Près de deux mois après la tempête et les dégâts,je ne sais toujours rien. C’est terrible de ne pas savoir”
Jean-Hervé Caugant
Jean-Hervé Caugant sait que le moral des agriculteurs du Finistère est très lourdement touché. L’exploitant est le président de la chambre d’agriculture de son département. “On a appelé les agriculteurs du Finistère. Près de 70% des agriculteurs ont des dégâts et certains sont très conséquents. Si les aides ne tombent pas, certains vont jeter l’éponge”.
Le moral des agriculteurs est touché
Pour les éleveurs, voir leurs animaux sans protection sous les pluies violentes de ce mois de décembre est plus que pénible “Pas possible de faire réparer sans aide, les sommes sont trop conséquentes” alertent Jean-Hervé Caugant. “En attendant, les animaux peuvent tomber malades”. Les exploitants ont besoin de concret. “On veut savoir où déposer un dossier.
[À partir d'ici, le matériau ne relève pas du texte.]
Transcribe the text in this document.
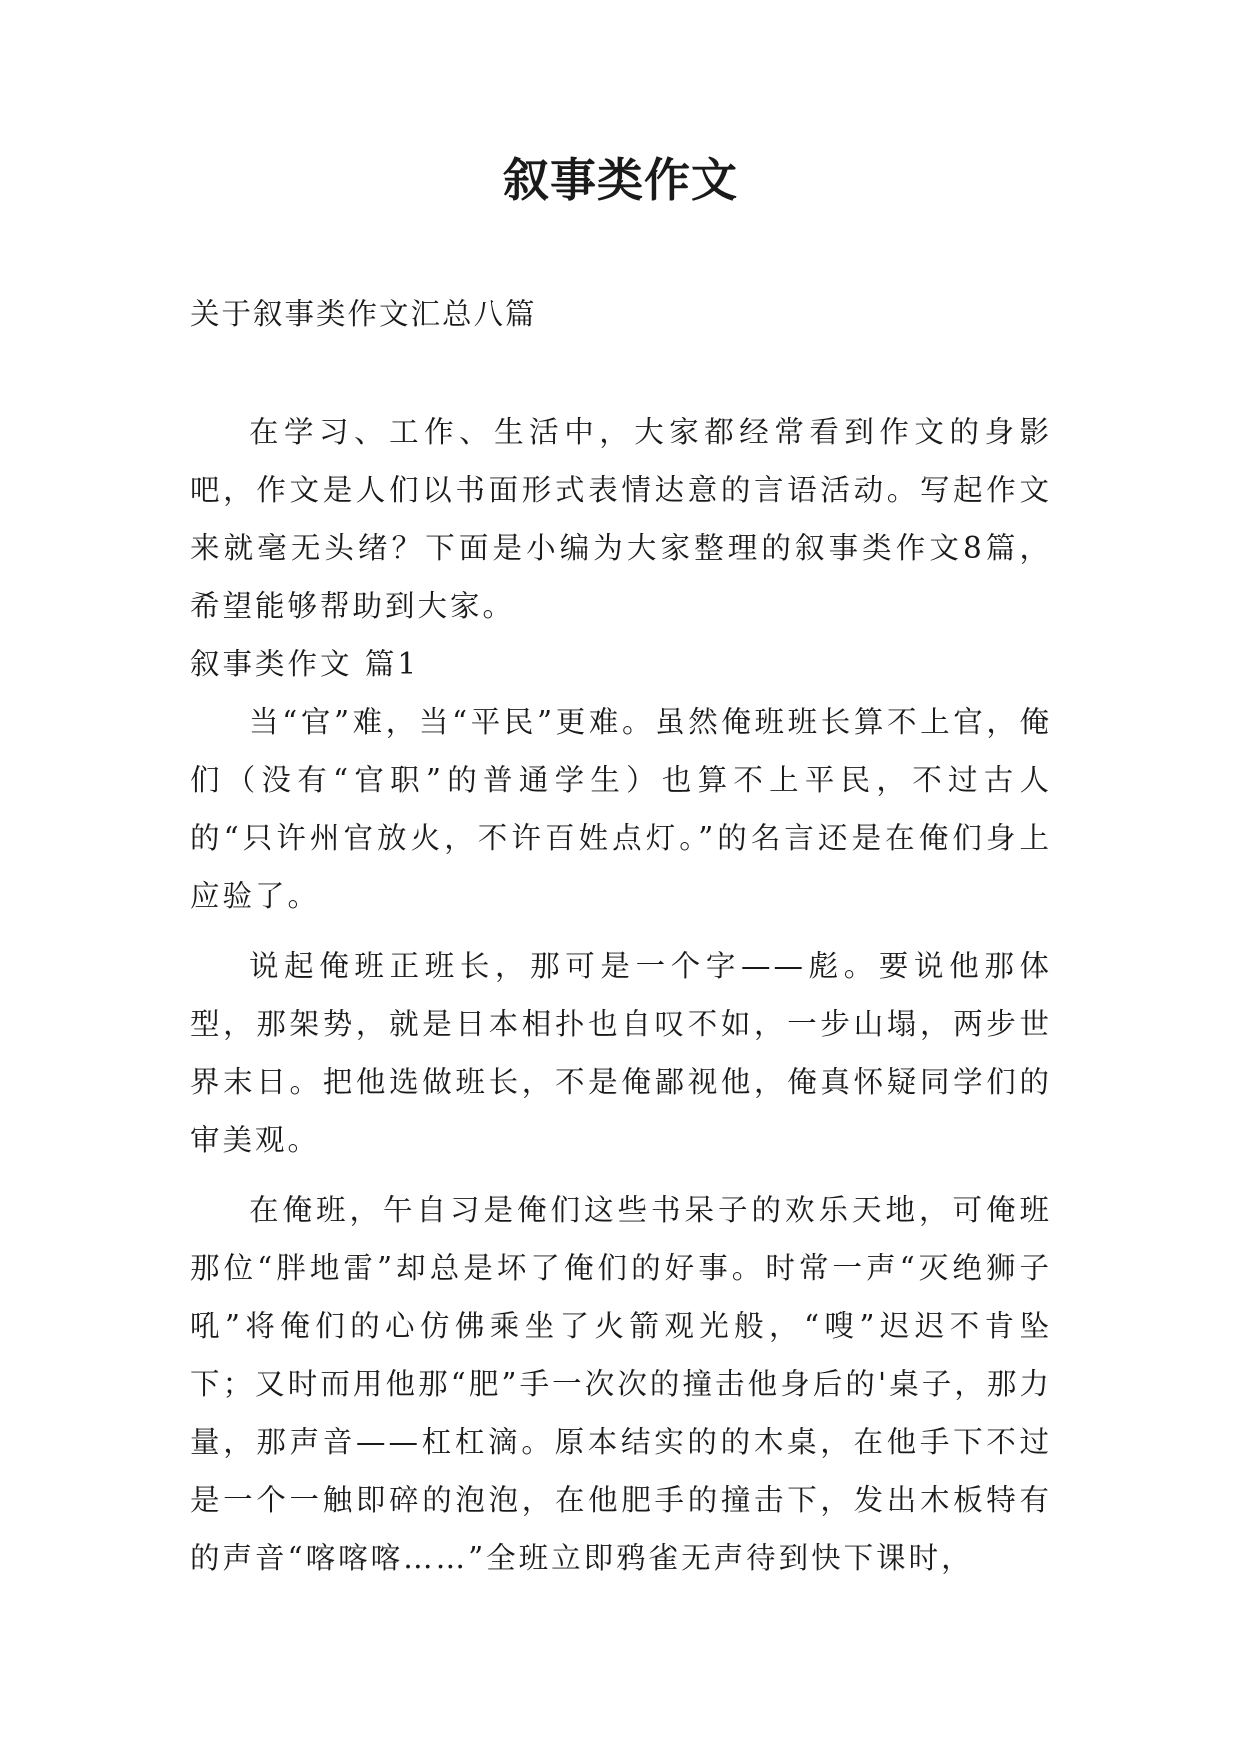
叙事类作文

关于叙事类作文汇总八篇

在学习、工作、生活中，大家都经常看到作文的身影吧，作文是人们以书面形式表情达意的言语活动。写起作文来就毫无头绪？下面是小编为大家整理的叙事类作文8篇，希望能够帮助到大家。

叙事类作文 篇1

当“官”难，当“平民”更难。虽然俺班班长算不上官，俺们（没有“官职”的普通学生）也算不上平民，不过古人的“只许州官放火，不许百姓点灯。”的名言还是在俺们身上应验了。

说起俺班正班长，那可是一个字——彪。要说他那体型，那架势，就是日本相扑也自叹不如，一步山塌，两步世界末日。把他选做班长，不是俺鄙视他，俺真怀疑同学们的审美观。

在俺班，午自习是俺们这些书呆子的欢乐天地，可俺班那位“胖地雷”却总是坏了俺们的好事。时常一声“灭绝狮子吼”将俺们的心仿佛乘坐了火箭观光般，“嗖”迟迟不肯坠下；又时而用他那“肥”手一次次的撞击他身后的'桌子，那力量，那声音——杠杠滴。原本结实的的木桌，在他手下不过是一个一触即碎的泡泡，在他肥手的撞击下，发出木板特有的声音“喀喀喀……”全班立即鸦雀无声待到快下课时，
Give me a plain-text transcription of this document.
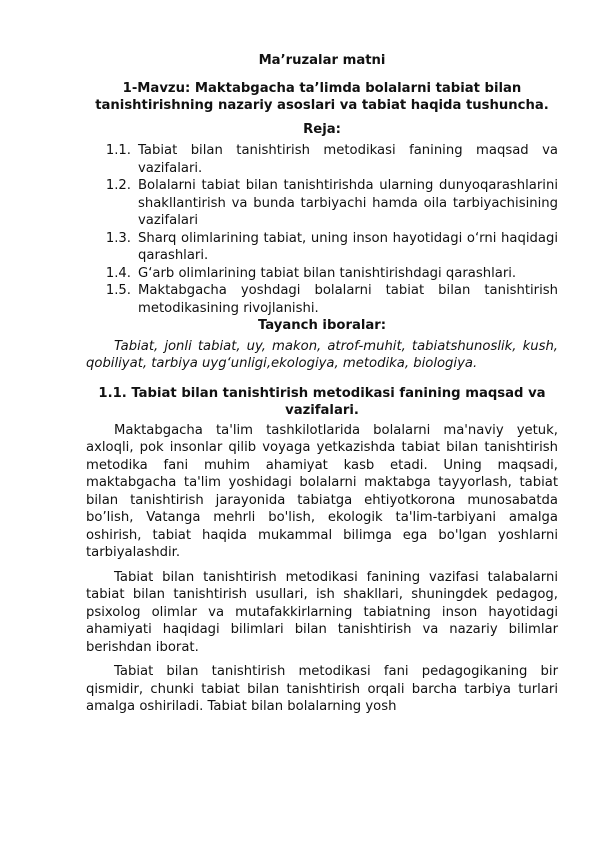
Ma’ruzalar matni
1-Mavzu: Maktabgacha ta’limda bolalarni tabiat bilan tanishtirishning nazariy asoslari va tabiat haqida tushuncha.
Reja:
1.1. Tabiat bilan tanishtirish metodikasi fanining maqsad va vazifalari.
1.2. Bolalarni tabiat bilan tanishtirishda ularning dunyoqarashlarini shakllantirish va bunda tarbiyachi hamda oila tarbiyachisining vazifalari
1.3. Sharq olimlarining tabiat, uning inson hayotidagi o‘rni haqidagi qarashlari.
1.4. G‘arb olimlarining tabiat bilan tanishtirishdagi qarashlari.
1.5. Maktabgacha yoshdagi bolalarni tabiat bilan tanishtirish metodikasining rivojlanishi.
Tayanch iboralar:

Tabiat, jonli tabiat, uy, makon, atrof-muhit, tabiatshunoslik, kush, qobiliyat, tarbiya uyg‘unligi,ekologiya, metodika, biologiya.

1.1. Tabiat bilan tanishtirish metodikasi fanining maqsad va vazifalari.

Maktabgacha ta'lim tashkilotlarida bolalarni ma'naviy yetuk, axloqli, pok insonlar qilib voyaga yetkazishda tabiat bilan tanishtirish metodika fani muhim ahamiyat kasb etadi. Uning maqsadi, maktabgacha ta'lim yoshidagi bolalarni maktabga tayyorlash, tabiat bilan tanishtirish jarayonida tabiatga ehtiyotkorona munosabatda bo’lish, Vatanga mehrli bo'lish, ekologik ta'lim-tarbiyani amalga oshirish, tabiat haqida mukammal bilimga ega bo'lgan yoshlarni tarbiyalashdir.

Tabiat bilan tanishtirish metodikasi fanining vazifasi talabalarni tabiat bilan tanishtirish usullari, ish shakllari, shuningdek pedagog, psixolog olimlar va mutafakkirlarning tabiatning inson hayotidagi ahamiyati haqidagi bilimlari bilan tanishtirish va nazariy bilimlar berishdan iborat.

Tabiat bilan tanishtirish metodikasi fani pedagogikaning bir qismidir, chunki tabiat bilan tanishtirish orqali barcha tarbiya turlari amalga oshiriladi. Tabiat bilan bolalarning yosh
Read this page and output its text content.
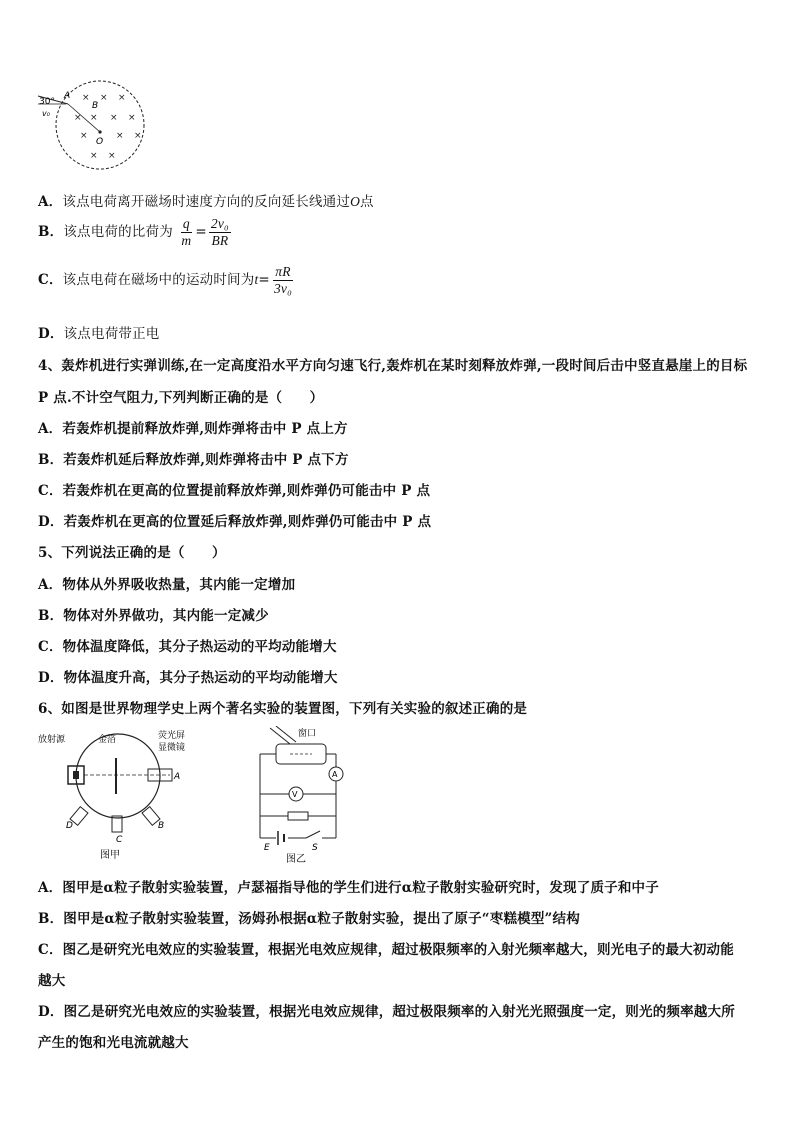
30°
A
B
O
v₀
× × ×
× × × ×
×	× ×
× ×
A．该点电荷离开磁场时速度方向的反向延长线通过O点
B．该点电荷的比荷为 $\frac{q}{m} = \frac{\text{2v₀}}{BR}$
C．该点电荷在磁场中的运动时间为$t= \frac{\pi R}{\text{3v₀}}$
D．该点电荷带正电
4、轰炸机进行实弹训练,在一定高度沿水平方向匀速飞行,轰炸机在某时刻释放炸弹,一段时间后击中竖直悬崖上的目标
P 点.不计空气阻力,下列判断正确的是（　　）
A．若轰炸机提前释放炸弹,则炸弹将击中 P 点上方
B．若轰炸机延后释放炸弹,则炸弹将击中 P 点下方
C．若轰炸机在更高的位置提前释放炸弹,则炸弹仍可能击中 P 点
D．若轰炸机在更高的位置延后释放炸弹,则炸弹仍可能击中 P 点
5、下列说法正确的是（　　）
A．物体从外界吸收热量，其内能一定增加
B．物体对外界做功，其内能一定减少
C．物体温度降低，其分子热运动的平均动能增大
D．物体温度升高，其分子热运动的平均动能增大
6、如图是世界物理学史上两个著名实验的装置图，下列有关实验的叙述正确的是
放射源	金箔	荧光屏
显微镜
A
B
C
D
图甲
窗口
A
V
E	S
图乙
A．图甲是α粒子散射实验装置，卢瑟福指导他的学生们进行α粒子散射实验研究时，发现了质子和中子
B．图甲是α粒子散射实验装置，汤姆孙根据α粒子散射实验，提出了原子“枣糕模型”结构
C．图乙是研究光电效应的实验装置，根据光电效应规律，超过极限频率的入射光频率越大，则光电子的最大初动能
越大
D．图乙是研究光电效应的实验装置，根据光电效应规律，超过极限频率的入射光光照强度一定，则光的频率越大所
产生的饱和光电流就越大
À qui ? Quand ? Quelles seront les règles ? Doit-on présenter des devis, des factures ? Quels sont les montants ? Qu’en est-il des serres froides non assurées ?"
Le représentant des agriculteurs du Finistère se pose ces questions. Les agriculteurs de son département aussi. Et ceux des Côtes d’Armor, deuxième départment le plus touché, également.
C’est le flou artistique.
Didier Lucas, exploitant et président des agriculteurs des Côtes d'Armor
“C’est le flou artistique” lâche Didier Lucas, agriculteur près de Saint-Brieuc. “Les maraîchers doivent remettre en culture maintenant pour récolter le printemps prochain, ils peuvent perdre une récolte” précise celui qui est président de la chambre agricole des Côtes d’Armor.
“Nous n’avons aucune idée des montants d’indemnisation… Le Président Macron avait promis que cela allait être rapide… Ce n’est pas tout à fait le cas, on attend toujours les aides” soupire l’exploitant.
Lire : Tempête Ciaran. Pourquoi l'état de catastrophe naturelle n'est-il pas reconnu en Bretagne
Sans réponses du gouvernement, les agriculteurs s’inquiètent des règles d’indemnisation. Une règle européenne interdit les entreprises agricoles à bénéficier de plus de 7.000 euros d’aides par an. “Si cette règle est appliquée, beaucoup vont perdre bien plus” analyse Didier Lucas.
L’agriculteur a appris que l’aide des 80 millions pour les trois régions Bretagne, Normandie, Haut-de-France avait été validée par l’Europe. “Mais depuis, c’est à l’arrêt”.
Pour les agriculteurs Bretons l’incompréhension est grande. Des promesses d’aides financières mais pas de concret. “C’est paradoxal” s’alarme le Costarmoricain, “d’un côté on revendique une souveraineté alimentaire et de l’autre on n’aide pas les exploitants à conserver leurs exploitations”.